Mariana la miró a los ojos. El nombre de Riera le dijo algo, pero no podía recordar qué. Cuando el café negro comenzó a aclararle la conciencia, miró a Hope. Era una mujer alta y huesuda, de rostro ancho, con mejillas que parecían siempre sonrosadas,  y le recordó a Mariana a una niñera que ella había tenido muchos años antes.
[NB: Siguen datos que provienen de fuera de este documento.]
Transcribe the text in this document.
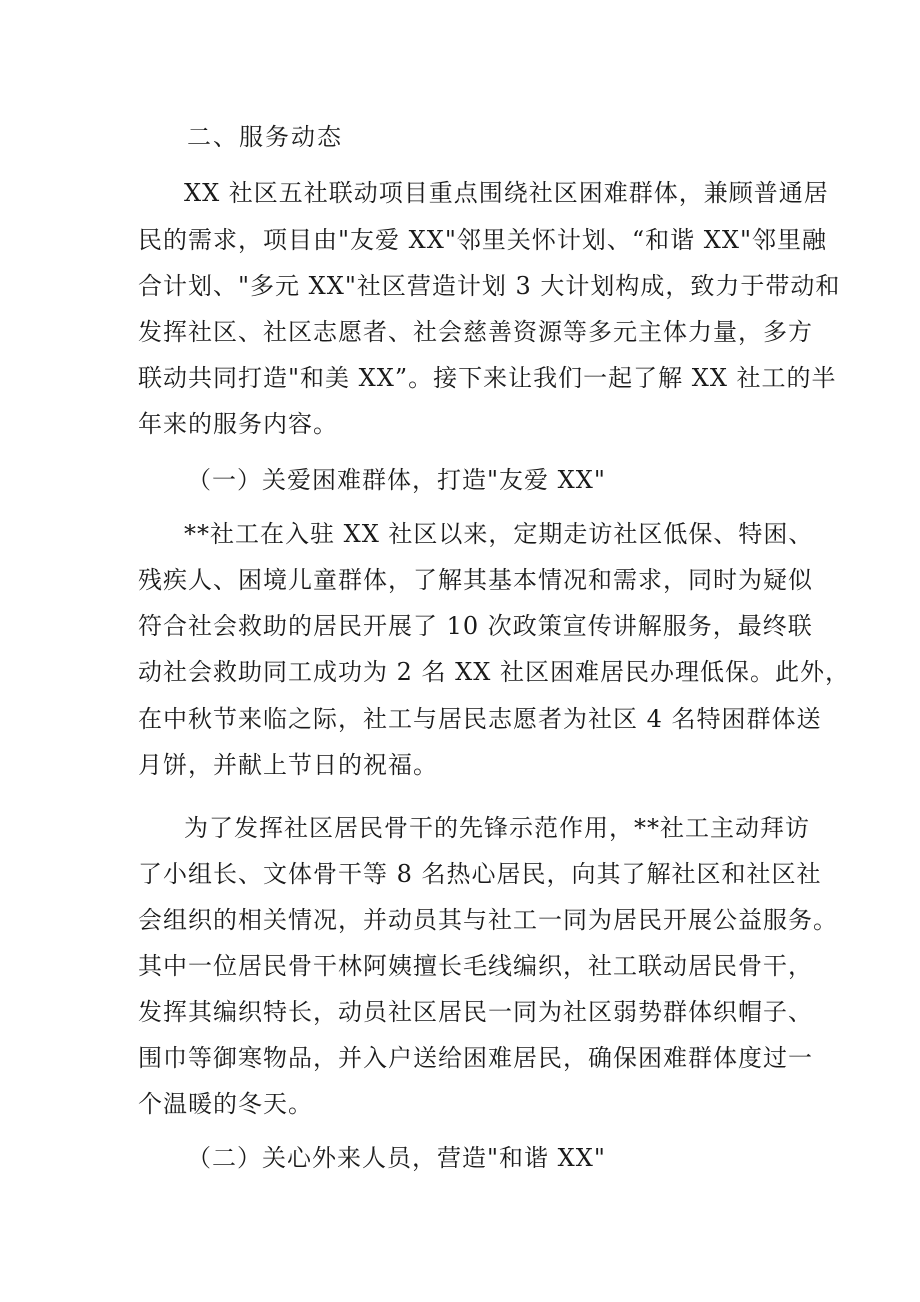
二、服务动态
XX 社区五社联动项目重点围绕社区困难群体，兼顾普通居
民的需求，项目由"友爱 XX"邻里关怀计划、“和谐 XX"邻里融
合计划、"多元 XX"社区营造计划 3 大计划构成，致力于带动和
发挥社区、社区志愿者、社会慈善资源等多元主体力量，多方
联动共同打造"和美 XX”。接下来让我们一起了解 XX 社工的半
年来的服务内容。
（一）关爱困难群体，打造"友爱 XX"
**社工在入驻 XX 社区以来，定期走访社区低保、特困、
残疾人、困境儿童群体，了解其基本情况和需求，同时为疑似
符合社会救助的居民开展了 10 次政策宣传讲解服务，最终联
动社会救助同工成功为 2 名 XX 社区困难居民办理低保。此外，
在中秋节来临之际，社工与居民志愿者为社区 4 名特困群体送
月饼，并献上节日的祝福。
为了发挥社区居民骨干的先锋示范作用，**社工主动拜访
了小组长、文体骨干等 8 名热心居民，向其了解社区和社区社
会组织的相关情况，并动员其与社工一同为居民开展公益服务。
其中一位居民骨干林阿姨擅长毛线编织，社工联动居民骨干，
发挥其编织特长，动员社区居民一同为社区弱势群体织帽子、
围巾等御寒物品，并入户送给困难居民，确保困难群体度过一
个温暖的冬天。
（二）关心外来人员，营造"和谐 XX"
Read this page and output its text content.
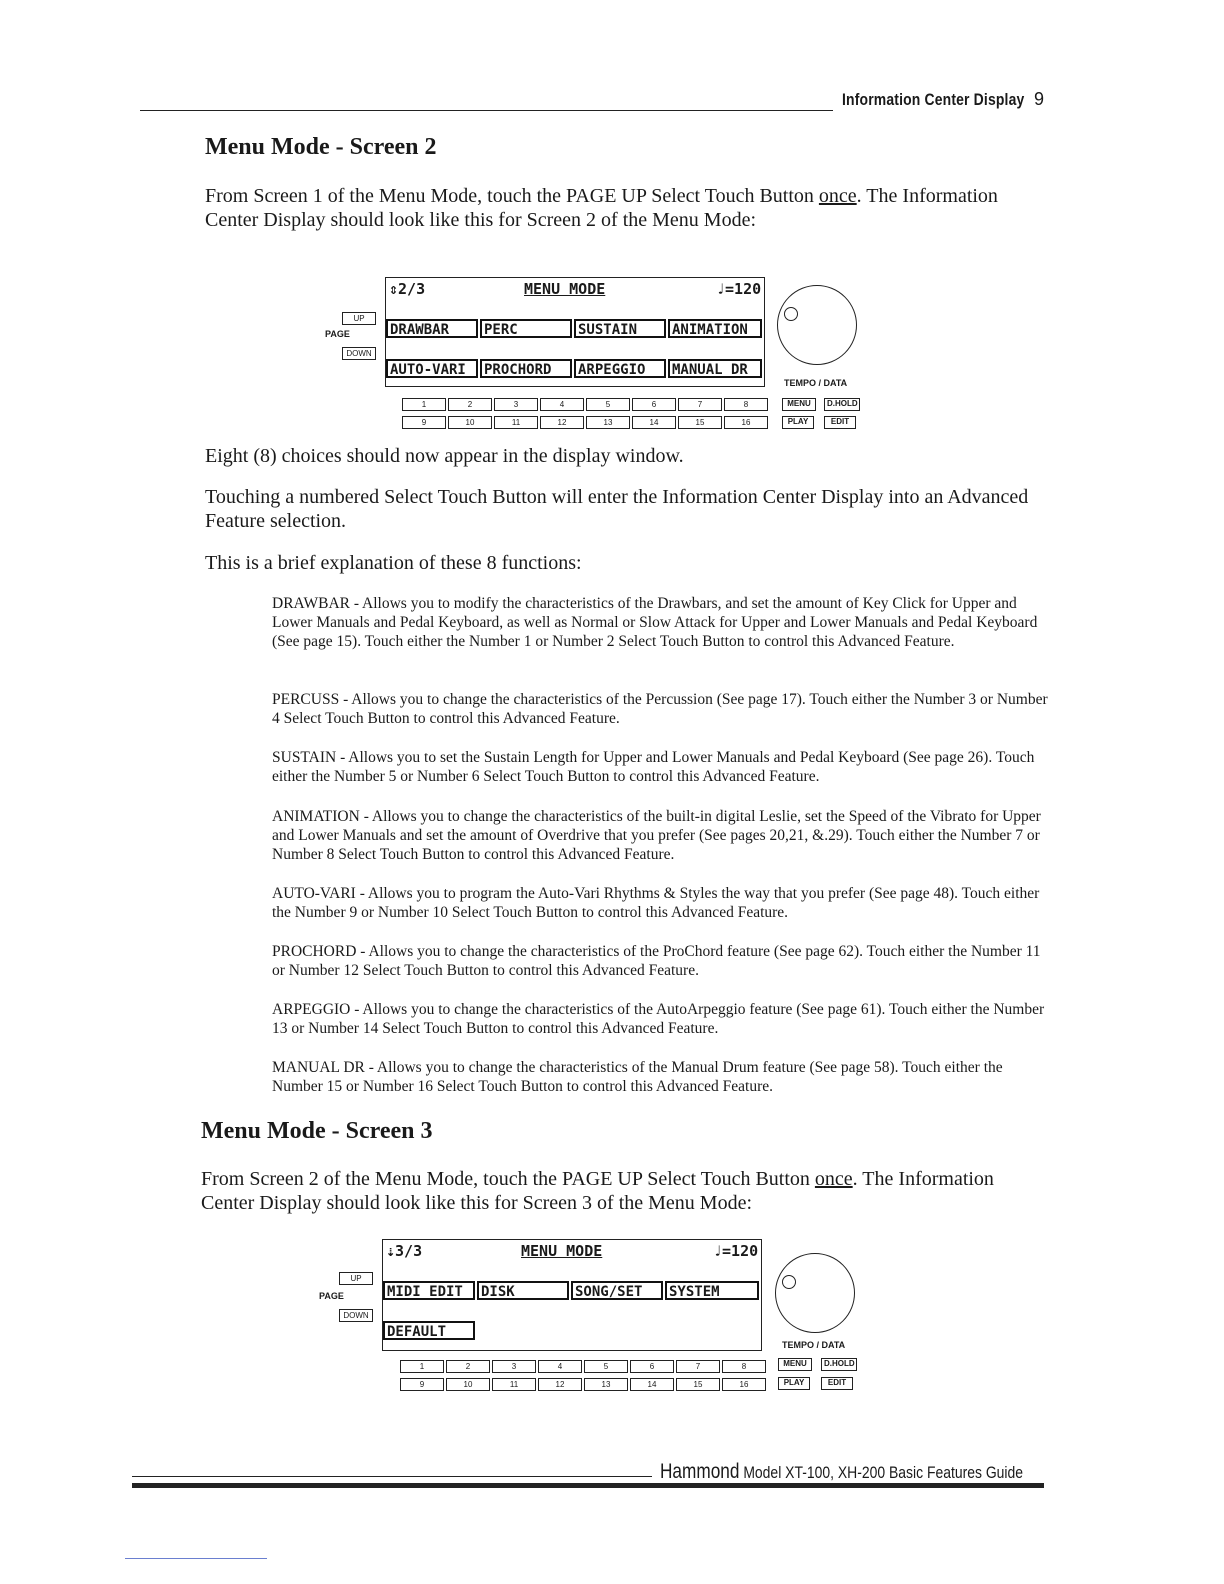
Information Center Display 9
Menu Mode - Screen 2

From Screen 1 of the Menu Mode, touch the PAGE UP Select Touch Button once. The Information Center Display should look like this for Screen 2 of the Menu Mode:

UP
PAGE
DOWN
⇕2/3	MENU MODE	♩=120
DRAWBAR	PERC	SUSTAIN	ANIMATION
AUTO-VARI	PROCHORD	ARPEGGIO	MANUAL DR
TEMPO / DATA
1	2	3	4	5	6	7	8
9	10	11	12	13	14	15	16
MENU	D.HOLD
PLAY	EDIT

Eight (8) choices should now appear in the display window.

Touching a numbered Select Touch Button will enter the Information Center Display into an Advanced Feature selection.

This is a brief explanation of these 8 functions:

DRAWBAR - Allows you to modify the characteristics of the Drawbars, and set the amount of Key Click for Upper and Lower Manuals and Pedal Keyboard, as well as Normal or Slow Attack for Upper and Lower Manuals and Pedal Keyboard (See page 15). Touch either the Number 1 or Number 2 Select Touch Button to control this Advanced Feature.

PERCUSS - Allows you to change the characteristics of the Percussion (See page 17). Touch either the Number 3 or Number 4 Select Touch Button to control this Advanced Feature.

SUSTAIN - Allows you to set the Sustain Length for Upper and Lower Manuals and Pedal Keyboard (See page 26). Touch either the Number 5 or Number 6 Select Touch Button to control this Advanced Feature.

ANIMATION - Allows you to change the characteristics of the built-in digital Leslie, set the Speed of the Vibrato for Upper and Lower Manuals and set the amount of Overdrive that you prefer (See pages 20,21, &.29). Touch either the Number 7 or Number 8 Select Touch Button to control this Advanced Feature.

AUTO-VARI - Allows you to program the Auto-Vari Rhythms & Styles the way that you prefer (See page 48). Touch either the Number 9 or Number 10 Select Touch Button to control this Advanced Feature.

PROCHORD - Allows you to change the characteristics of the ProChord feature (See page 62). Touch either the Number 11 or Number 12 Select Touch Button to control this Advanced Feature.

ARPEGGIO - Allows you to change the characteristics of the AutoArpeggio feature (See page 61). Touch either the Number 13 or Number 14 Select Touch Button to control this Advanced Feature.

MANUAL DR - Allows you to change the characteristics of the Manual Drum feature (See page 58). Touch either the Number 15 or Number 16 Select Touch Button to control this Advanced Feature.

Menu Mode - Screen 3

From Screen 2 of the Menu Mode, touch the PAGE UP Select Touch Button once. The Information Center Display should look like this for Screen 3 of the Menu Mode:

UP
PAGE
DOWN
⇣3/3	MENU MODE	♩=120
MIDI EDIT	DISK	SONG/SET	SYSTEM
DEFAULT
TEMPO / DATA
1	2	3	4	5	6	7	8
9	10	11	12	13	14	15	16
MENU	D.HOLD
PLAY	EDIT
Hammond Model XT-100, XH-200 Basic Features Guide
Hope exudaba un aire de confianza y sentido común, un sentimiento de seguridad y serenidad.
—¿Quién es el señor Riera?
Esperanza tomó la taza vacía y volvió a llenarla.
—En efecto, le han dado demasiado de esa droga. El señor Riera .Nicolás Riera. ¿Ahora lo recuerda? El hombre con quien usted debe casarse.
Mariana parpadeó deprisa, bebió más café de la cafetera que se encontraba sobre un pequeño brasero de carbón, y comenzó a recordarlo todo.
—Me temo que ha habido un error. No soy Eugenia Suárez, y no estoy comprometida con el señor Riera.
—De modo que... —comenzó a decir Hope, y se sentó en el camastro inferior—. Querida, creo que será mejor que me narre la historia completa.
Cuando Mariana concluyó, se echó a reír.
—Como ve, estoy segura de que los hombres me dejarán libre apenas conozcan la verdad.
Esperanza guardó silencio.
—¿No lo harán?
—Creo que el asunto es más complicado de lo que usted cree —opinó Hope—. En primer lugar, hace doce horas que navegamos camino a América.